例えば、クリーンルームや高純度試薬の重要性を知らずに分析すれば、試料ではなく試薬や環境の汚れを測ってしまうかもしれません。また、装置のチューニング。ガス流量など細かい条件設定でデータの質は大きく変わります。これはもう、家電製品とは違う、専門的なノウハウの塊なんです。
装置が優秀な分だけ、「とてつもなく精度の良い、間違ったデータ」を出してしまう可能性すらある。それを防ぐには、化学や装置に関する深い知識と経験が不可欠です。
ネオケミカルの分析技術は非常に高いレベルにあると思います。特に松本さんは、単なる装置の「ユーザー」ではなく、分析方法自体を開発できる「開発者レベル」の方です。博士号をお持ちで、機械にも非常に強く、装置のことを本当によく知っている。どうすれば最適なデータが得られるかを常に考え、実践されている。これは大学院の修士レベルでもなかなか難しい、非常に高度なレベルです。
ただ、装置があるだけではダメなんです。ネオケミカルさんの強みは、あれだけの設備があるだけでなく、それを使いこなし、さらに開発までできる優秀な人材がセットになっていること。分析を依頼する際も、必ず標準物質(値が分かっている基準となる物質)でのデータ検証を求められます。これは、データの質をいかに重視しているかの表れで、研究者として非常に信頼できます。あれだけの多種多様な装置を維持管理できる能力も素晴らしいですね。
中平社長は、ご自身が化学を理解されており、私たちの研究の進め方や考え方に深い理解を示してくださっています。「とにかく早く成果を出してほしい」という姿勢だったら、多分お断りしていました。私たち研究者は、データの信頼性を何よりも重視しますから。
ネオケミカルさんも「とにかく良いものを作りましょう」という考え方。成果を急がず、本質を追求する姿勢が私たちと一致しているんです。だからこそ、お互いにとって有益な、ウィンウィンな関係で研究を進められています。企業の利益目標と、我々アカデミアの真理探求。方向性は違えど、質の高い仕事を目指すという点で共感できる部分が大きいですね。
私の専門(宇宙・地球科学)と、ネオケミカルさんの主力製品(有機系の試薬)は少し分野が違うので、事業内容について詳細に語るのは難しいのですが…。ただ、一緒に仕事をしていて感じるのは、分析技術のレベル、設備の充実度、そしてデータの質に対する真摯な姿勢は本物だということです。社員の方々の定着率が高いという話も聞きますし、それは客観的に見ても良い会社の証だと思います。
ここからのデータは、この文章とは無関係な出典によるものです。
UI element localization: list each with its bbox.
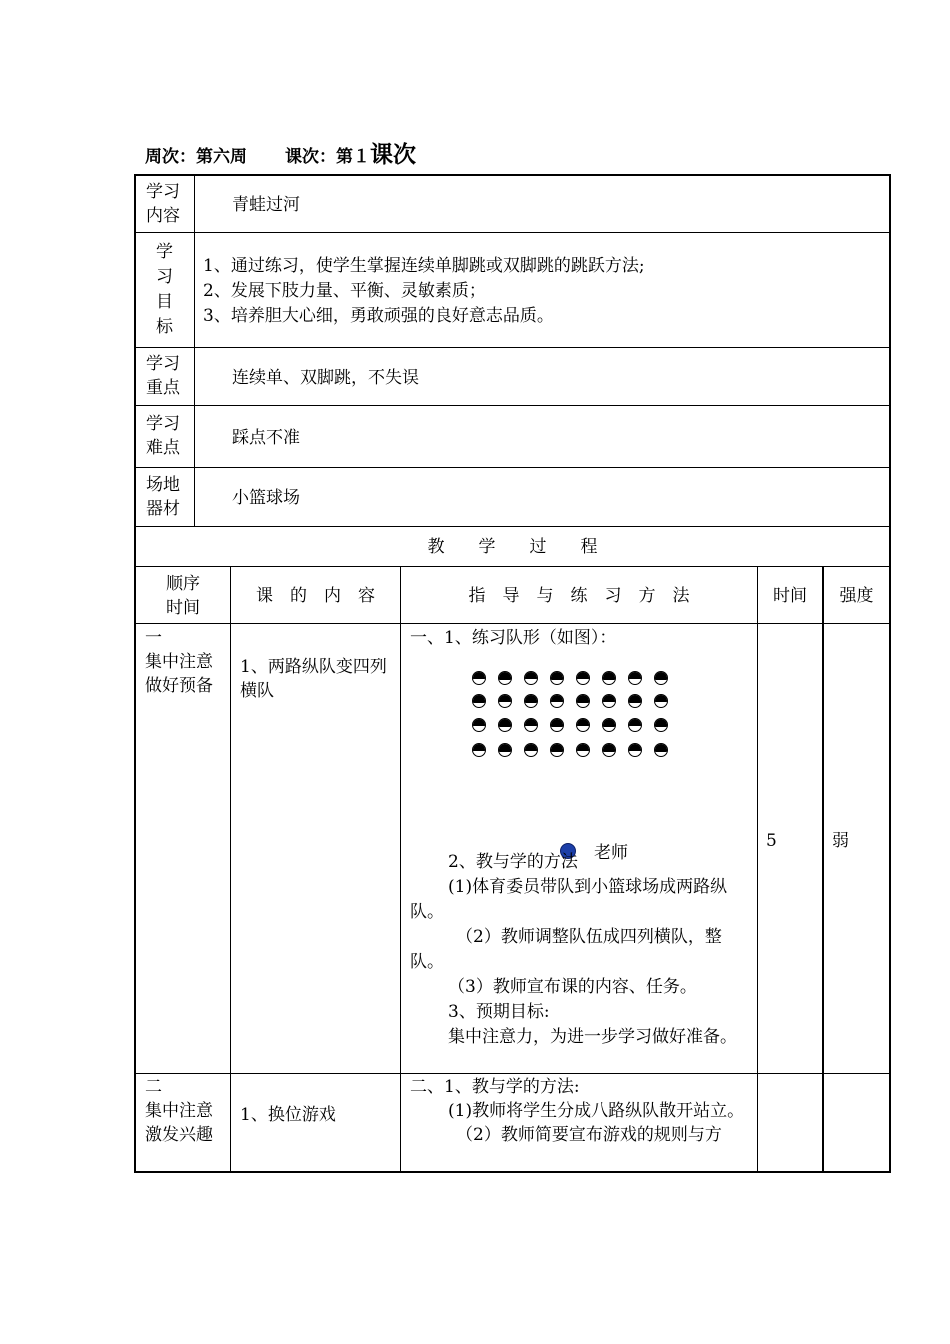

もし学生から相談されたら、「分析技術や研究設備という点では、大学の研究室では経験できないような、非常に高いレベルの環境がある。興味があるなら、ぜひ自分の目で確かめてみたらいい」と紹介するでしょうね。探求心があって、本物の技術に触れたい学生にとっては、非常に面白い挑戦ができる会社だと思います。